While no one is expecting anyone who disrespects the national anthem or the American flag to be actually sent to prison for doing so, it is nonetheless a viable rationale for large segments of the public to express harsh disapproval of such acts (as Jason Aldean did in Try That in a Small Town) — just like anti-gay activists claimed that the fact that laws banning "consensual sodomy" were still on the books in many states until the Supreme Court declared such laws unconstitutional in its ruling in the Lawrence v. Texas case in 2003 were an excuse for stigmatizing gays and lesbians, or even those stereotypically thought to be such (they were said to be "unapprehended felons").

In 2016, then-49ers quarterback Colin Kaepernick led a movement that encouraged NFL players to desecrate the national anthem, ultimately costing him his career due to the massive backlash that caused both the league's attendance and TV ratings to tank, with whites over 65 and having annual incomes of more than $200,000 leading the way.

But at least Kaepernick was representing not only just one NFL team, but the one that happens to be located in the most leftist market that has an NFL team.

Which brings us to the United States women's soccer team — which has not only taken to blaspheming the national anthem, but also to wear t-shirts emblazoned with the logo of Black Lives Matter, a group that scores of millions of Americans find to be flat-out subversive — causing hosts of patriotic Americans to outrightly root against America's team (of course many NFL fans actually do that already — but that is a suitable topic for a different column!).

So, at least arguably, even though the soccer players simply refused to sing the anthem rather than kneeling during it as Kaepernick, et al did, their breach of patriotism is more egregious.
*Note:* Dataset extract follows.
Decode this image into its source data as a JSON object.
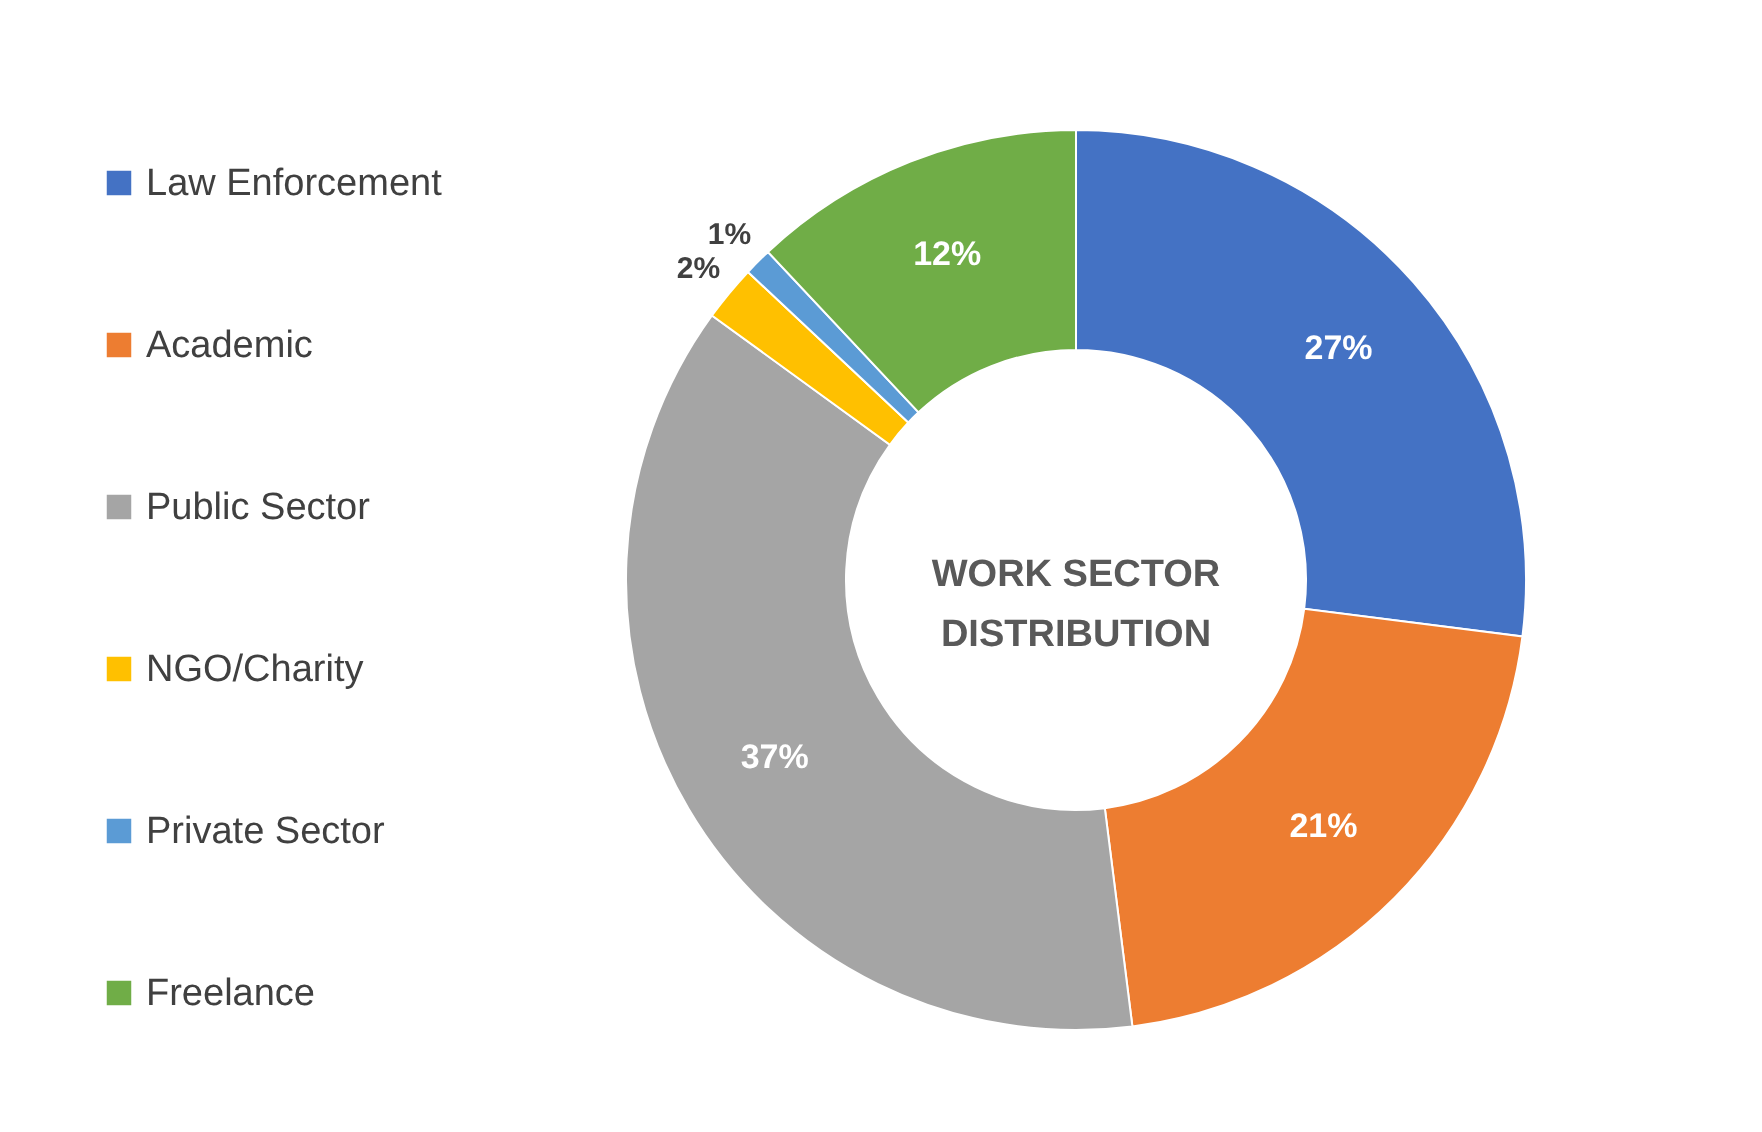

Founded in the wake of the death of George Floyd — who, to paraphrase Chief O'Hara of Batman fame, had a criminal record that was longer than both of Yao Ming's arms and both of his legs stacked end-to-end — BLM, which started out as a group advocating more than radical enough positions like defunding the police and releasing murderers, rapists and carjackers on their own recognizance pending trial, has since branched out into expressing open hostility toward such things as religion in general (and Christianity in particular) and free enterprise.

As BLM co-founder Patrice Cullors said: "We are trained Marxists. We are super-versed on, sort of, ideological theories (like dialectical materialism?)." The group takes positions many Americans would find very controversial, like its view of the traditional family, saying: "We disrupt the Western-prescribed nuclear family structure requirement by supporting each other as extended families and 'villages'."

In other words, Black Lives Matter is just plain anti-American. And it must be pointed out that conservatives were out of power for 20 years in a row — from 1932 until 1952 — yet not once did they ever besmirch our flag or our national anthem like a bunch of sore losers; indeed, immediately after the attack on Pearl Harbor, Sen. Arthur Vandenberg (R-Michigan) famously declared that "Politics stops at the water's edge" — in stark contrast to the far left, which burned and spat on the American flag while defiantly waving the Viet Cong flag and chanting "Ho Ho Ho Chi Minh, NLF is gonna win" during the Vietnam War.

There are plenty of groups that Megan Rapinoe & Co. can gravitate toward — such as the NAACP, and even the Rev. Al Sharpton's National Action Network.

But the communist BLM is a bridge too far.

The last thing we need is for our own athletes to be pouring gasoline on the five-alarm fire that goes by the phrase "culture war."

So this observer wholeheartedly joins those who hope that these seditionists end up sniffing a bicycle seat in the tournament, as was said in an episode of Hill Street Blues.